No que diz respeito à reputação e à perceção online, as mulheres que viajam sozinhas tendem a classificar bem os destinos da sua preferência, mas esses índices são inferiores aos dos viajantes médios, como indicam as pontuações de sentimento da The Data Appeal Company. Por exemplo, a pontuação de sentimento da Alemanha é de 85 pontos (em 100 possíveis) entre os viajantes médios, mas para as mulheres que viajam sozinhas, a pontuação é de 81, tal como em Itália (87 vs. 84), Espanha (85 vs. 82), Reino Unido (85 vs. 79) e França (84 vs. 79).

Neste particular, Mirko Lalli assinala que “as prioridades das mulheres que viajam sozinhas quando escolhem um destino de viagem estão por trás destas pontuações ligeiramente mais baixas, uma vez que a procura deste segmento depende de questões como a perceção social, fatores culturais ou mesmo a disponibilidade de alojamento, atrações e experiências que reflitam as expectativas e necessidades das mulheres”.

3 – A segurança é um fator relevante para as mulheres que viajam sozinhas. “Para este segmento de mulheres viajantes, as cidades são uma alternativa muito completa, porque têm uma oferta turística variada e diversificada, com diferentes níveis de preços, num ambiente cosmopolita e aberto que elas percecionam como seguro e reconhecível”, refere Carlos Cendra.

De facto, como mostra o Índice de Perceção de Segurança (PSI) da Mabrian, a segurança é um dos aspetos fundamentais para a escolha de um destino: as 10 cidades preferidas por este segmento de mulheres viajantes são todas percebidas como destinos seguros, como refletido pelos seus PSI particularmente elevados, que variam entre 85 e 98 pontos em 100 possíveis.

4 – Quem são os mais aventureiros? Espanholas, italianas e japonesas.
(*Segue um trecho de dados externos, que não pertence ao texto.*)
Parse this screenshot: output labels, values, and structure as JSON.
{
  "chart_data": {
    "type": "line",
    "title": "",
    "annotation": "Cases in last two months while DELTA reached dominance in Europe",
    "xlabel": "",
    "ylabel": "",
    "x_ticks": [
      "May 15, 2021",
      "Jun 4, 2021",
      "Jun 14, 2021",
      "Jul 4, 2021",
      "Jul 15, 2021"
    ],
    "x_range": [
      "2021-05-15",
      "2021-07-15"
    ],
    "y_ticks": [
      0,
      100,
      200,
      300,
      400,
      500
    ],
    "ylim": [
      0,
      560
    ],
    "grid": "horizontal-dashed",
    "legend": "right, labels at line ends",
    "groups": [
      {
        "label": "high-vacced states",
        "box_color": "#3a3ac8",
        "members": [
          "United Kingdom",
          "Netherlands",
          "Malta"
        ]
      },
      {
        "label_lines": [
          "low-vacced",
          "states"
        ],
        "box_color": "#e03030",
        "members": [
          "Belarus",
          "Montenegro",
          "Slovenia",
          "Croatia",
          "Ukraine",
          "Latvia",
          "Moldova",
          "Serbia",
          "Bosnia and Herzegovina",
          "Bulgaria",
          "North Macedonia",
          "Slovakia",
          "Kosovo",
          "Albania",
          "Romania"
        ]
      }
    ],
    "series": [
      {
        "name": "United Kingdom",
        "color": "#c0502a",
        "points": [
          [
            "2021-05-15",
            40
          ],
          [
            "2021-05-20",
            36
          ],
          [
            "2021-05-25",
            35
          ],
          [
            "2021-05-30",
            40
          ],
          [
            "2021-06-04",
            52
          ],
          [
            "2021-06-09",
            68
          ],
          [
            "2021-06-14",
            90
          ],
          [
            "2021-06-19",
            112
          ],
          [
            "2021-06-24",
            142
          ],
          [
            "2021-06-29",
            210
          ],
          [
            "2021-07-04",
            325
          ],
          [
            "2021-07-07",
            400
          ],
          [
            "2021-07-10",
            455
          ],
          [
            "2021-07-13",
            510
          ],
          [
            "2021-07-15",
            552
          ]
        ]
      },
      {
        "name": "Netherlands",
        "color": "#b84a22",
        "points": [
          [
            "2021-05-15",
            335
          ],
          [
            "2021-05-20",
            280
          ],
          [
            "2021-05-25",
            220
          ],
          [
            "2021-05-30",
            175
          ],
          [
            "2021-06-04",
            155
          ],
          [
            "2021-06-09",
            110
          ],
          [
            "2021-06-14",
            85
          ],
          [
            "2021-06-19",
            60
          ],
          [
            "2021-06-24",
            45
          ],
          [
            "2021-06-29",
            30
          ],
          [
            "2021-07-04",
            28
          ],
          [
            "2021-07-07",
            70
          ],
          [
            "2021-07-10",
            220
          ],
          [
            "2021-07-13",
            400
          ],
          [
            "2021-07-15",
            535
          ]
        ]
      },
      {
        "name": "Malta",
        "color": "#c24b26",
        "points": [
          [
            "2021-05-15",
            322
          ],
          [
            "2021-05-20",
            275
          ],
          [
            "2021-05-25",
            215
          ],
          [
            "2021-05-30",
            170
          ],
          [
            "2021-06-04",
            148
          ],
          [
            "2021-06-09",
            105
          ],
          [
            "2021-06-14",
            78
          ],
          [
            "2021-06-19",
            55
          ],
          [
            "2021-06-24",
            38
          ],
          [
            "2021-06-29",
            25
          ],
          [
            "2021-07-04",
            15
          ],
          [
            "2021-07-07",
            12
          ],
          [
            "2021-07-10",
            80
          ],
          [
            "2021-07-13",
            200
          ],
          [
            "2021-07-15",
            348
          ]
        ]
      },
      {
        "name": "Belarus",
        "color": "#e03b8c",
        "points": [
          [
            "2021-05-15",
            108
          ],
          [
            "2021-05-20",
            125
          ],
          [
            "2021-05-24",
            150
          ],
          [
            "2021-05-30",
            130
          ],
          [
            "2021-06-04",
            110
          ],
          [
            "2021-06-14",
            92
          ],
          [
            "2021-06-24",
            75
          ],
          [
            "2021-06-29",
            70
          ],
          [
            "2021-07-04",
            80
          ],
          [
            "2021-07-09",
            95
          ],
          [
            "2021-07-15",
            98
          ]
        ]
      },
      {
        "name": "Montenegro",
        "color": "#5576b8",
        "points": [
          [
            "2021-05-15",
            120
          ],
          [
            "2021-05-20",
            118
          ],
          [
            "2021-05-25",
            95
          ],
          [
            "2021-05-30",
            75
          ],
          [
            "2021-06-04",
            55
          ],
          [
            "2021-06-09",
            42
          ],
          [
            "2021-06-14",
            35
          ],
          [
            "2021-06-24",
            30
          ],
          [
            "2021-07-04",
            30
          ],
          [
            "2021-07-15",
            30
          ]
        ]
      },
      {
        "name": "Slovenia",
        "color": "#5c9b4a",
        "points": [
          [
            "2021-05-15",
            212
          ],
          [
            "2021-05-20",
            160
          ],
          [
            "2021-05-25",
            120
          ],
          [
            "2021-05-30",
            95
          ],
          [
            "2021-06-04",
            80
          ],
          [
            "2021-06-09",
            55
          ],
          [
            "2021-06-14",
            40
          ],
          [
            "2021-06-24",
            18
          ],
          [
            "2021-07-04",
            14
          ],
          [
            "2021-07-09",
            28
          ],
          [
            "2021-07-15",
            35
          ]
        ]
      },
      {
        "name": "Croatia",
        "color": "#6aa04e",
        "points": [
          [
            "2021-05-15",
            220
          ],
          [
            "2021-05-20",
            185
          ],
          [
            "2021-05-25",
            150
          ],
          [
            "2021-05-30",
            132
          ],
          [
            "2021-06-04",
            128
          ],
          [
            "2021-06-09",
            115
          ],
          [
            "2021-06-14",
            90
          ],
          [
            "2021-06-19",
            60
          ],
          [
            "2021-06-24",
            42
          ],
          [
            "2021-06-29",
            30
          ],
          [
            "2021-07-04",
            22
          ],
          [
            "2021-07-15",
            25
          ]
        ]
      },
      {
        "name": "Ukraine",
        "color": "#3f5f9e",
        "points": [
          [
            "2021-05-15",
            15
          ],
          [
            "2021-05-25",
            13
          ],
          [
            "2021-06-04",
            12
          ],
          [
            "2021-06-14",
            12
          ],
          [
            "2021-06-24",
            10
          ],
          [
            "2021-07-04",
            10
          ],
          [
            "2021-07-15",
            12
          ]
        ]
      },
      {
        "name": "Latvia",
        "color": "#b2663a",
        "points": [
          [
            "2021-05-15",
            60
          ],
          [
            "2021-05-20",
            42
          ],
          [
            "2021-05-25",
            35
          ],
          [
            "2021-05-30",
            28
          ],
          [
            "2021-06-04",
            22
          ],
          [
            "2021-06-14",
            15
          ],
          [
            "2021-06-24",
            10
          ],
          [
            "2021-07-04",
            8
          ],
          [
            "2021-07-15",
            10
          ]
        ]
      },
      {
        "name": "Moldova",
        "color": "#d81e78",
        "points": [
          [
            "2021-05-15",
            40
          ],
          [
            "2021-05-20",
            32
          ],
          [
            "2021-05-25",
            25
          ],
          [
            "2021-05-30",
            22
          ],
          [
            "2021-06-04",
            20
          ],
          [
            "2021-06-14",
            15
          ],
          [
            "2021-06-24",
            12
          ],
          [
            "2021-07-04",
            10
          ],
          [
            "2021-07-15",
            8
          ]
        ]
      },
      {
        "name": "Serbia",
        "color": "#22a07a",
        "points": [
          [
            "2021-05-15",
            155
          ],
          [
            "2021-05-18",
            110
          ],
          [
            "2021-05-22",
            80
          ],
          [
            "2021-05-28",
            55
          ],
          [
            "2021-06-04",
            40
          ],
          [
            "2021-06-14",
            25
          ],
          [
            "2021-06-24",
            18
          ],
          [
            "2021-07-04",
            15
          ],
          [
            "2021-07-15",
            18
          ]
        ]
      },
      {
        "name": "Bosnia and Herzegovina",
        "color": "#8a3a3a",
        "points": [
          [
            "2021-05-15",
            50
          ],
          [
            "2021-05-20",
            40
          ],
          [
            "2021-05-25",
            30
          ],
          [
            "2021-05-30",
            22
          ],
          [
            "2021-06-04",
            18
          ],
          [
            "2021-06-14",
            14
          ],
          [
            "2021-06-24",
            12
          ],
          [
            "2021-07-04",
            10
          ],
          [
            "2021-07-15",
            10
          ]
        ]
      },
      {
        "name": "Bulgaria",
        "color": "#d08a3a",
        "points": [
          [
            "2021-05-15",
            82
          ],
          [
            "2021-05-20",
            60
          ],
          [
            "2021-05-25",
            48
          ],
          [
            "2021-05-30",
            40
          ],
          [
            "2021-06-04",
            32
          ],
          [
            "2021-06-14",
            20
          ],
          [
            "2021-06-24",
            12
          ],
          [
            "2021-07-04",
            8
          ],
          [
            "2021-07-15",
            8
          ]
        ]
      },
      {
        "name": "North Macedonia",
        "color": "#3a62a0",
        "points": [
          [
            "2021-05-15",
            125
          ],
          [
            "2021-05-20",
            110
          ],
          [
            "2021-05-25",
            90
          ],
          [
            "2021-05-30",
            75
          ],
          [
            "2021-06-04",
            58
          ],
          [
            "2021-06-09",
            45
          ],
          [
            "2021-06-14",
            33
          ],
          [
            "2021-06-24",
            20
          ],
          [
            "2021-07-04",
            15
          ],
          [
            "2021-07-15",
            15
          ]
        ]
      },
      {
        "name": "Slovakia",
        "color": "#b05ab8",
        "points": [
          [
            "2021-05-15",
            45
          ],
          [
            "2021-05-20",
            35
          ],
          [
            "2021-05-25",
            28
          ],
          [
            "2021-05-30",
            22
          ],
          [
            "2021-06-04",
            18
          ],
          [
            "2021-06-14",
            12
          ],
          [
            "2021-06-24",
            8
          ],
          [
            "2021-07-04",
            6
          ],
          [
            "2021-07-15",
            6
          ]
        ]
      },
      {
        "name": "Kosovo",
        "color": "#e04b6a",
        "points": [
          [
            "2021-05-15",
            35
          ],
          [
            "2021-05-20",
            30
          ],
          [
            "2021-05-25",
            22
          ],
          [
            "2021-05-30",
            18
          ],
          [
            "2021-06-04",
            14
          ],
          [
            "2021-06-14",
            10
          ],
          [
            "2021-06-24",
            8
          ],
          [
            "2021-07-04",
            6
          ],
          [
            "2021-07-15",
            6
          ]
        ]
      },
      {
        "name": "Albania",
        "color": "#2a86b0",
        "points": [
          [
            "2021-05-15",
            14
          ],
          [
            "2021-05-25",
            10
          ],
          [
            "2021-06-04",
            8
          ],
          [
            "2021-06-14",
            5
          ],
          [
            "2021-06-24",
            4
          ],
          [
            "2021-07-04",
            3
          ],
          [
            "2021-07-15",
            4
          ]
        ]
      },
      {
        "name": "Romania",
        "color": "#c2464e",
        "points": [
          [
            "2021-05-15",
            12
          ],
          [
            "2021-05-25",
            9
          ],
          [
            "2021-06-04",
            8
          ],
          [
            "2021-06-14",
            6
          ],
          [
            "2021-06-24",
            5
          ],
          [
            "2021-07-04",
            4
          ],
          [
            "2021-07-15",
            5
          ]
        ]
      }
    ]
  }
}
Quase metade das mulheres espanholas que viajam sozinhas (48%) escolhem destinos internacionais, tal como 36% das italianas e 34% das japonesas; uma tendência consistente observada nas reservas para o verão de 2024 para a Europa, analisadas pela The Data Appeal Company. De facto, cerca de 30% dos viajantes espanhóis que voam para destinos britânicos este verão são mulheres que viajam sozinhas; semelhante às mulheres japonesas, que representam 25% do total de reservas de verão para Itália ou Reino Unido.
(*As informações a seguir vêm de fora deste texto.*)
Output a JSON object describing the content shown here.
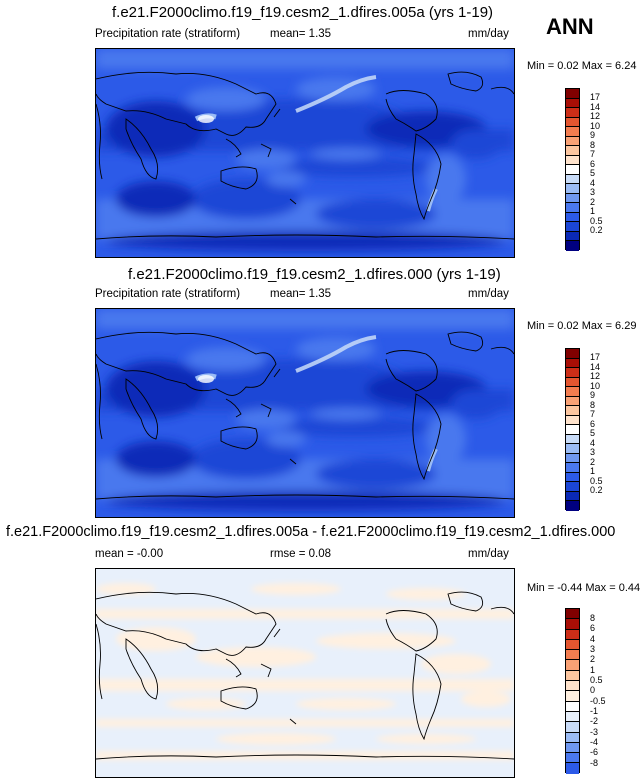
{
  "season": "ANN",
  "colors": {
    "precip": [
      "#000080",
      "#0a29b8",
      "#1b46d6",
      "#2c5ae8",
      "#4a78ee",
      "#6f98f0",
      "#9bbcf5",
      "#c9dcf8",
      "#ffffff",
      "#ffe3cc",
      "#fcc6a0",
      "#f9a175",
      "#f37d50",
      "#e45630",
      "#cc2e18",
      "#a80e06",
      "#800000"
    ],
    "diff": [
      "#000080",
      "#0a29b8",
      "#1b46d6",
      "#2c5ae8",
      "#4a78ee",
      "#6f98f0",
      "#9bbcf5",
      "#c9dcf8",
      "#e8f0fb",
      "#ffffff",
      "#fff0e0",
      "#ffe3cc",
      "#fcc6a0",
      "#f9a175",
      "#f37d50",
      "#e45630",
      "#cc2e18",
      "#a80e06",
      "#800000"
    ]
  },
  "panels": [
    {
      "title": "f.e21.F2000climo.f19_f19.cesm2_1.dfires.005a (yrs 1-19)",
      "left_label": "Precipitation rate (stratiform)",
      "center_label": "mean=   1.35",
      "right_label": "mm/day",
      "minmax": "Min =  0.02 Max =   6.24"
    },
    {
      "title": "f.e21.F2000climo.f19_f19.cesm2_1.dfires.000 (yrs 1-19)",
      "left_label": "Precipitation rate (stratiform)",
      "center_label": "mean=   1.35",
      "right_label": "mm/day",
      "minmax": "Min =  0.02 Max =   6.29"
    },
    {
      "title": "f.e21.F2000climo.f19_f19.cesm2_1.dfires.005a - f.e21.F2000climo.f19_f19.cesm2_1.dfires.000",
      "left_label": "mean =  -0.00",
      "center_label": "rmse =   0.08",
      "right_label": "mm/day",
      "minmax": "Min =  -0.44 Max =   0.44"
    }
  ],
  "chart_data": [
    {
      "type": "heatmap",
      "title": "f.e21.F2000climo.f19_f19.cesm2_1.dfires.005a (yrs 1-19)",
      "variable": "Precipitation rate (stratiform)",
      "units": "mm/day",
      "mean": 1.35,
      "min": 0.02,
      "max": 6.24,
      "colorbar_levels": [
        "17",
        "14",
        "12",
        "10",
        "9",
        "8",
        "7",
        "6",
        "5",
        "4",
        "3",
        "2",
        "1",
        "0.5",
        "0.2"
      ]
    },
    {
      "type": "heatmap",
      "title": "f.e21.F2000climo.f19_f19.cesm2_1.dfires.000 (yrs 1-19)",
      "variable": "Precipitation rate (stratiform)",
      "units": "mm/day",
      "mean": 1.35,
      "min": 0.02,
      "max": 6.29,
      "colorbar_levels": [
        "17",
        "14",
        "12",
        "10",
        "9",
        "8",
        "7",
        "6",
        "5",
        "4",
        "3",
        "2",
        "1",
        "0.5",
        "0.2"
      ]
    },
    {
      "type": "heatmap",
      "title": "f.e21.F2000climo.f19_f19.cesm2_1.dfires.005a - f.e21.F2000climo.f19_f19.cesm2_1.dfires.000",
      "units": "mm/day",
      "mean": -0.0,
      "rmse": 0.08,
      "min": -0.44,
      "max": 0.44,
      "colorbar_levels": [
        "8",
        "6",
        "4",
        "3",
        "2",
        "1",
        "0.5",
        "0",
        "-0.5",
        "-1",
        "-2",
        "-3",
        "-4",
        "-6",
        "-8"
      ]
    }
  ]
}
Em contrapartida, sete em cada dez francesas e polacas preferem destinos no seu próprio país quando viajam sozinhas, tal como 77% das britânicas e 85% das alemãs, americanas e australianas. Apenas 8% das brasileiras que viajam sozinhas escolhem destinos internacionais. “Escolher destinos próximos, tanto domésticos como de curta distância, é uma forma de quebrar o gelo para eventualmente escolherem outros lugares mais distantes ou exóticos para as suas próximas viagens”, assinala Cendra.

5 – Os destinos urbanos são os preferidos das mulheres que viajam sozinhas. O turismo urbano é especialmente relevante entre este segmento de viajantes. Como mostram os dados, nove das dez cidades mais visitadas por mulheres que viajam sozinhas são cidades europeias, e apenas Espanha apresenta duas cidades neste ranking, liderado por Londres, Paris, Tóquio, e seguido por Madrid, Roma, Berlim, Varsóvia, Barcelona, Lisboa e Milão.
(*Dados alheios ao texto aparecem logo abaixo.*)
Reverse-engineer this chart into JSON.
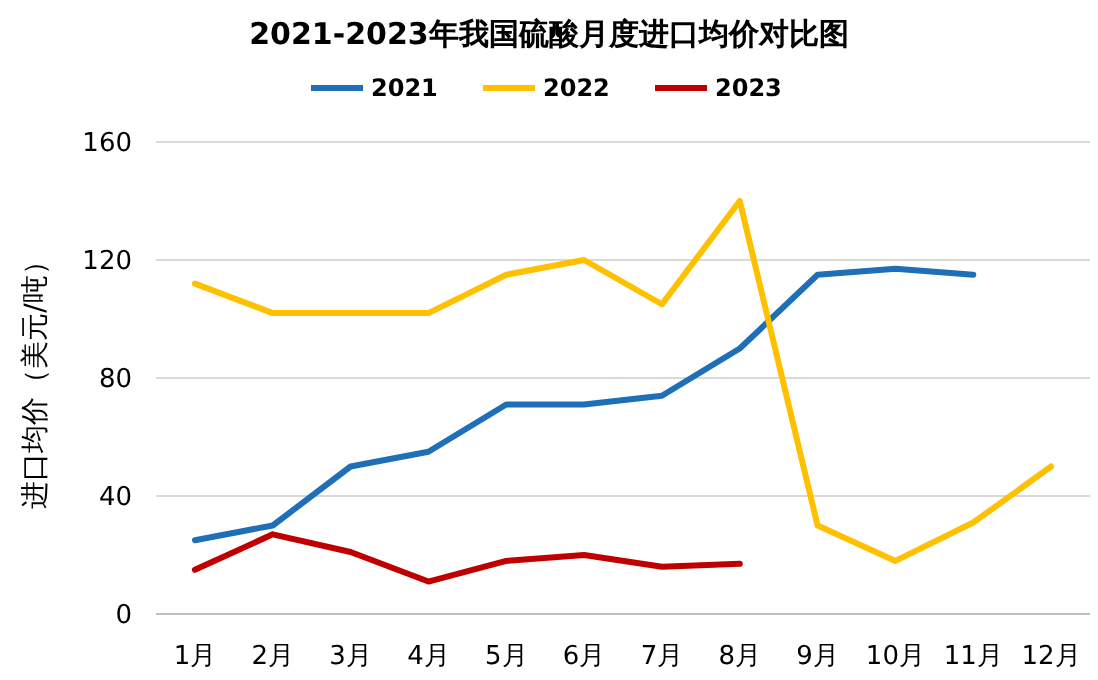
{
  "chart_data": {
    "type": "line",
    "title": "2021-2023年我国硫酸月度进口均价对比图",
    "ylabel": "进口均价（美元/吨）",
    "categories": [
      "1月",
      "2月",
      "3月",
      "4月",
      "5月",
      "6月",
      "7月",
      "8月",
      "9月",
      "10月",
      "11月",
      "12月"
    ],
    "series": [
      {
        "name": "2021",
        "color": "#1f6fb8",
        "values": [
          25,
          30,
          50,
          55,
          71,
          71,
          74,
          90,
          115,
          117,
          115,
          null
        ]
      },
      {
        "name": "2022",
        "color": "#ffc000",
        "values": [
          112,
          102,
          102,
          102,
          115,
          120,
          105,
          140,
          30,
          18,
          31,
          50
        ]
      },
      {
        "name": "2023",
        "color": "#c00000",
        "values": [
          15,
          27,
          21,
          11,
          18,
          20,
          16,
          17,
          null,
          null,
          null,
          null
        ]
      }
    ],
    "ylim": [
      0,
      160
    ],
    "yticks": [
      0,
      40,
      80,
      120,
      160
    ],
    "grid": "y",
    "legend": "top"
  }
}
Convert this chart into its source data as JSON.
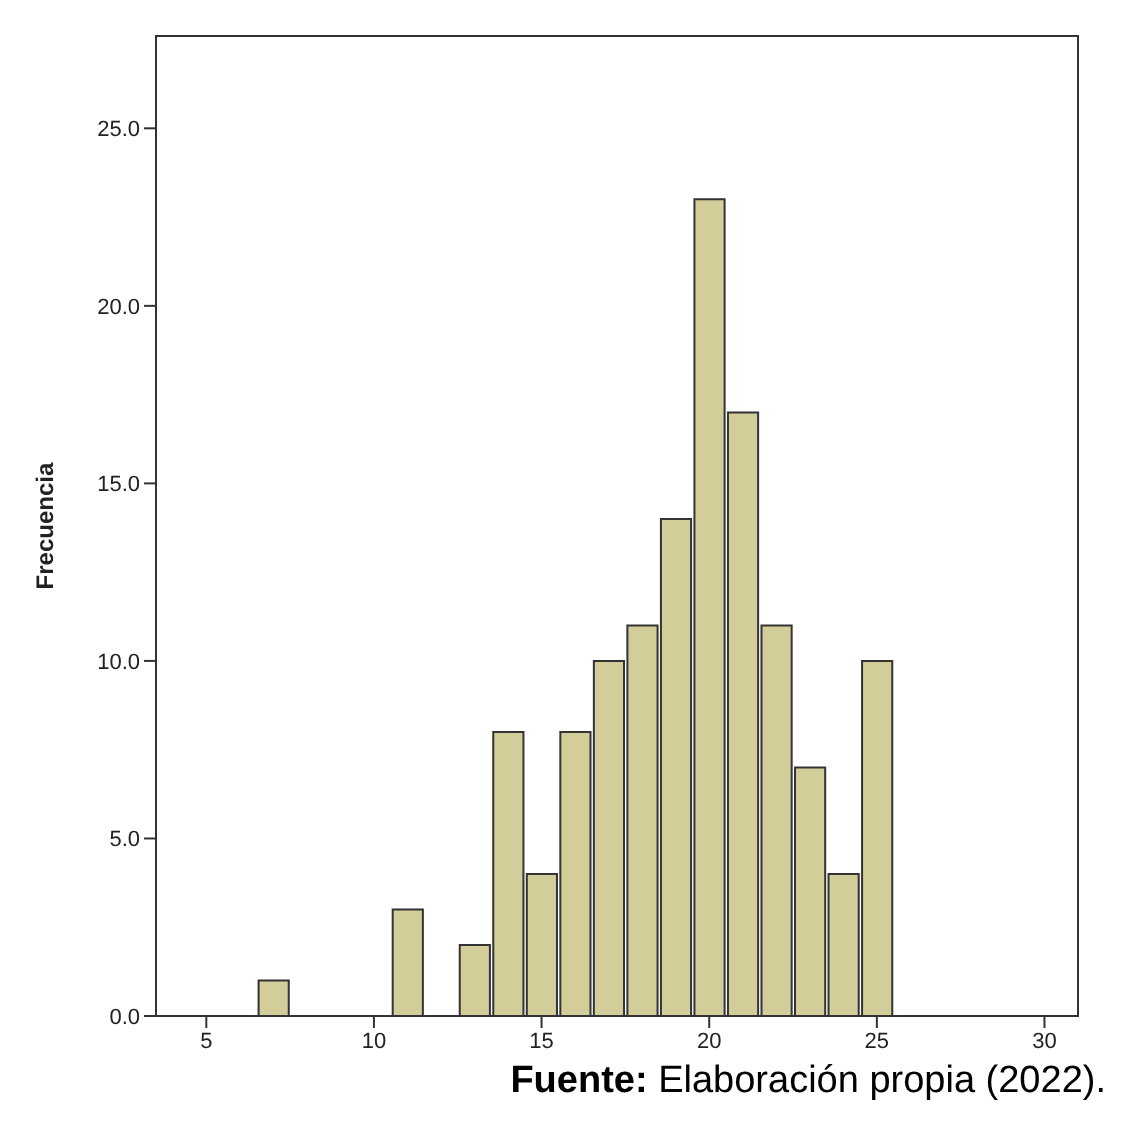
{
  "chart_data": {
    "type": "histogram",
    "ylabel": "Frecuencia",
    "bins": [
      6.5,
      7.5,
      8.5,
      9.5,
      10.5,
      11.5,
      12.5,
      13.5,
      14.5,
      15.5,
      16.5,
      17.5,
      18.5,
      19.5,
      20.5,
      21.5,
      22.5,
      23.5,
      24.5,
      25.5
    ],
    "values": [
      1,
      0,
      0,
      0,
      3,
      0,
      2,
      8,
      4,
      8,
      10,
      11,
      14,
      23,
      17,
      11,
      7,
      4,
      10
    ],
    "color": "#d3cd99",
    "xlim": [
      3.5,
      31
    ],
    "xticks": [
      5,
      10,
      15,
      20,
      25,
      30
    ],
    "ylim": [
      0,
      27.6
    ],
    "yticks": [
      {
        "value": 0,
        "label": "0.0"
      },
      {
        "value": 5,
        "label": "5.0"
      },
      {
        "value": 10,
        "label": "10.0"
      },
      {
        "value": 15,
        "label": "15.0"
      },
      {
        "value": 20,
        "label": "20.0"
      },
      {
        "value": 25,
        "label": "25.0"
      }
    ],
    "grid": false,
    "annotations": [
      "Fuente: Elaboración propia (2022)."
    ]
  }
}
Entre os cinco países mais visitados por mulheres que viajam sozinhas (Alemanha, Itália, Espanha, Reino Unido e França), os destinos preferidos são cidades bem conectadas, que estão na lista de desejos de viajantes de todo o mundo, que também oferecem uma rica combinação de experiências de viagem, especialmente planos culturais e atrações.